Halloween specter

 

Oct. 10, 1981

 

There is a fog covering the campus, white lace wrapping around the nearly bare trees, a Halloween specter, bringing out in me all those Halloween terrors I celebrated as a kid.

            The ones with me as a skeleton roaming around East First Street in Clifton with my uncles screaming from behind me to slow down.

            And those other slightly more painful Halloweens when I mistakenly dressed up as a bum, marching down Lakeview Avenue with Leonard Sariski spotting me in the crow, yelling “Al-Bum, Al-Bum,” a moniker it would take me years to live down – the memory of the march and the mocking clinging to my heals like sticky dust.

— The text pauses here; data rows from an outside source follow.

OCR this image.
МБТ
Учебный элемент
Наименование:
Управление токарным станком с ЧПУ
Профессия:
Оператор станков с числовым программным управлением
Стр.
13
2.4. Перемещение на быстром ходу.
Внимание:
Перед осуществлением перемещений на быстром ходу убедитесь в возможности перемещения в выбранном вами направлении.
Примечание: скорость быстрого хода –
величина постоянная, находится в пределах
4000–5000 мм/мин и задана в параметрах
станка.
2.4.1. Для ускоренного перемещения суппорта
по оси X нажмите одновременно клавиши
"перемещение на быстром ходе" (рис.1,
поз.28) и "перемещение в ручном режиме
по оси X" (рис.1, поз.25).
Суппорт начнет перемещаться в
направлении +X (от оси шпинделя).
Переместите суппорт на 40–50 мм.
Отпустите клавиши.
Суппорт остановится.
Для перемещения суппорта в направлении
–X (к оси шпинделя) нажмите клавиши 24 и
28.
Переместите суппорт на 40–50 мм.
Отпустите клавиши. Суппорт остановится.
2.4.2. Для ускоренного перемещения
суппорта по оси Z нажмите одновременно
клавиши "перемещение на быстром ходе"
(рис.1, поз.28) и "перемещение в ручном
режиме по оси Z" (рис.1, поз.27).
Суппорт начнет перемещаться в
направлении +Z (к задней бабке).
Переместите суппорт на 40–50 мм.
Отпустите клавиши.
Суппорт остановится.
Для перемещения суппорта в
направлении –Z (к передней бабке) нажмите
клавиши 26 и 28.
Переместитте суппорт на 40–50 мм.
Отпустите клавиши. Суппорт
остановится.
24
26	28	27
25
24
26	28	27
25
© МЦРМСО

            I remember being peeved at Dave Fetterman for chickening out at the last minute, and how I dreaded meeting Steve Kania, one time friend turned to bitter enemy over almost nothing at all, me cringing as the parade passed the stuccod electrical building which marked East Sixth Street.

            There was a fog that night, too, and it chilled me, isolating each of us in our own strange procession. I was ashamed of my home-made costume, the rages of my uncles clothing draped over me, a smear of black on my face.

            I kept looking around for Dave, thinking he might come after all, and relieve me of the intense loneliness I felt, though I knew most likely, he was back home, warm in his room, knowing better than to stalk these streets like I did.

            I didn’t hate the fog so much as feared it, seeing it as an even stranger beast that paused in every doorway and knocked on every door.

            I kept thinking, maybe Dave did go out, but not to march in some silly parade, but to roam the neighborhood with the other kids, trying to make himself look smaller, younger so that he could collect candy like all the younger kids did, filling his bag the way I could not, waiting to get home to stuff that candy into his face while I still paraded. I could almost hear him complaining about his take, how cheap people were this year over last, how little cash they had given along with the sweet stuff.

            And here I was marching in a parade filled with ghosts and goblins, a too-realistic bum in a world of fog and imagination. The street light loomed over me like pale moons as we reached Nash Park, casting the swings and slides into an orange haze that made them look ghostly, too, the end of a march that had taken us all the way down Lakeview to Piaget and down Piaget to the park, a hobbling army of hobgoblins missing out on all the real fun.

            And all I wanted to do was cry.